ガンガン……ガァン、ガァン……ガァン……。あぁ……鼓膜が破れてしまいそうにクソうるせぇ……この金属音ッ! 俺はこめかみをぴしりと浮き上がらせながら、耳栓をした。
「おーい! ペンダントの型枠、出来たのかぁぁぁッ!?」
「おおおおおおおおおっ!! 出来たぜぇぇぇぇぇッ!!」
金属音で聞こえないので、お互い大声で言い合う。
「でぇぇぇッ! 何処にあるんだぁぁぁぁッ!?」
「隣部屋の入り口に置いてあるからぁぁぁぁッ! 勝手に取って行けよぉぉぉぉッ!」
「わかったぁぁぁぁぁぁぁぁッ! ありがとよぉぉぉぉぉぉぉッ!!」
ガァン……ガァン……ガァン……ッ! けたたましく響く金属音、何とかならないのか? 耳栓してもめっちゃ響くんですけど……。なんて、内心で愚痴を溢してオルベアが言っていた場所へ向かった。
(お、あった――)
隣部屋の入り口に、ペンダント化されたメダルが皿の上に置いてあった。早速、ペンダントのチェーンを手に持って、ペンダントの枠に溶接されたメダルを眺めた。
ほへぇ……ペンダントにするとメダルとは違う雰囲気があるな。なんというか……恋人から貰ったロザリオみたいにドキドキと心が躍っているような……。自分でも何言っているかよくわからなくなってきた。
(早速首にでもかけるか……)
早速出来立てのペンダントを首に引っ掛ける。こういう代物を付ける事無かったから鎖が首に触れるだけで、違和感あるな。まあ、違和感あるのは最初だけだ。そのうちに慣れる。そしてもう一度ペンダントを眺めた。アーシェの似顔絵メダルか……十歳の似顔絵と今の彼女の顔――見比べてみると顔つきとか髪型とか全然変わっていないよな。
ガァン…ガァン……ガァン……ガァン……ガァンッ!
しみじみとペンダントに刻まれたアーシェの似顔絵を眺めているところに、残響が鼓膜に残るほどの金属音でしみじみとした回想場面が台無しになんだが。

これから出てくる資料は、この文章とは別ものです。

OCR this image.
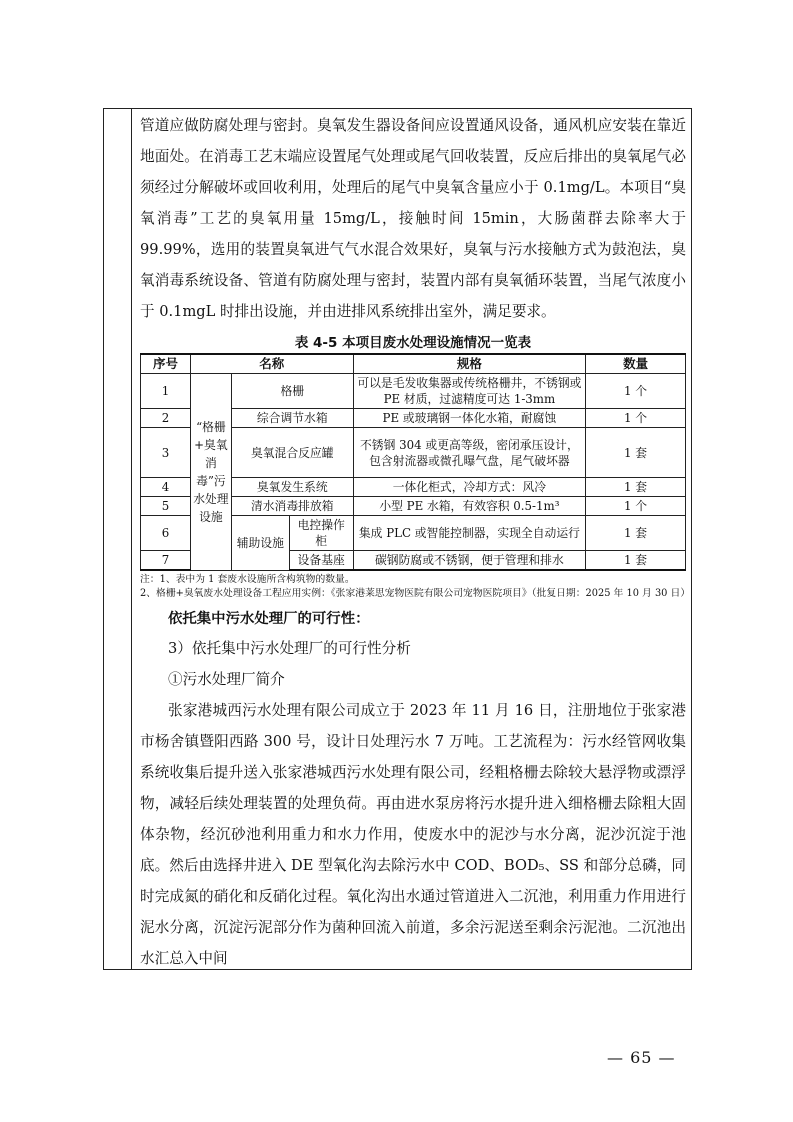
管道应做防腐处理与密封。臭氧发生器设备间应设置通风设备，通风机应安装在靠近地面处。在消毒工艺末端应设置尾气处理或尾气回收装置，反应后排出的臭氧尾气必须经过分解破坏或回收利用，处理后的尾气中臭氧含量应小于 0.1mg/L。本项目“臭氧消毒”工艺的臭氧用量 15mg/L，接触时间 15min，大肠菌群去除率大于 99.99%，选用的装置臭氧进气气水混合效果好，臭氧与污水接触方式为鼓泡法，臭氧消毒系统设备、管道有防腐处理与密封，装置内部有臭氧循环装置，当尾气浓度小于 0.1mgL 时排出设施，并由进排风系统排出室外，满足要求。

表 4-5 本项目废水处理设施情况一览表
序号	名称			规格	数量
1	“格栅+臭氧消毒”污水处理设施	格栅		可以是毛发收集器或传统格栅井，不锈钢或 PE 材质，过滤精度可达 1-3mm	1 个
2		综合调节水箱		PE 或玻璃钢一体化水箱，耐腐蚀	1 个
3		臭氧混合反应罐		不锈钢 304 或更高等级，密闭承压设计，包含射流器或微孔曝气盘，尾气破坏器	1 套
4		臭氧发生系统		一体化柜式，冷却方式：风冷	1 套
5		清水消毒排放箱		小型 PE 水箱，有效容积 0.5-1m³	1 个
6		辅助设施	电控操作柜	集成 PLC 或智能控制器，实现全自动运行	1 套
7			设备基座	碳钢防腐或不锈钢，便于管理和排水	1 套

注：1、表中为 1 套废水设施所含构筑物的数量。

2、格栅+臭氧废水处理设备工程应用实例：《张家港莱思宠物医院有限公司宠物医院项目》（批复日期：2025 年 10 月 30 日）

依托集中污水处理厂的可行性：

3）依托集中污水处理厂的可行性分析

①污水处理厂简介

张家港城西污水处理有限公司成立于 2023 年 11 月 16 日，注册地位于张家港市杨舍镇暨阳西路 300 号，设计日处理污水 7 万吨。工艺流程为：污水经管网收集系统收集后提升送入张家港城西污水处理有限公司，经粗格栅去除较大悬浮物或漂浮物，减轻后续处理装置的处理负荷。再由进水泵房将污水提升进入细格栅去除粗大固体杂物，经沉砂池利用重力和水力作用，使废水中的泥沙与水分离，泥沙沉淀于池底。然后由选择井进入 DE 型氧化沟去除污水中 COD、BOD₅、SS 和部分总磷，同时完成氮的硝化和反硝化过程。氧化沟出水通过管道进入二沉池，利用重力作用进行泥水分离，沉淀污泥部分作为菌种回流入前道，多余污泥送至剩余污泥池。二沉池出水汇总入中间

— 65 —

「おおおおぃぃぃっ! 俺ぇぇぇぇぇッ! そろそろぉぉぉぉッ! 帰るぞぉぉぉぉぉッ!!」
「ああああああっ! 分かったぁぁぁッ! 気ぃぃつけてぇぇぇぇぇ帰れぇぇェェェよぉぉぉッ!!」
普通の声音じゃ、金属音で聞こえないので大声でオルベアと会話する。
「ペンダントを入手した事だし、帰ってパーティーの支度でもしよう」
うるさい金属音から逃れるようにオルベアの鍛冶屋を離れ、宿舎へ戻った。
(そういえば、この招待券二人までオッケーだったよな……。ライでも誘うか……絶対に喜ぶだろうし)――なんて、思った。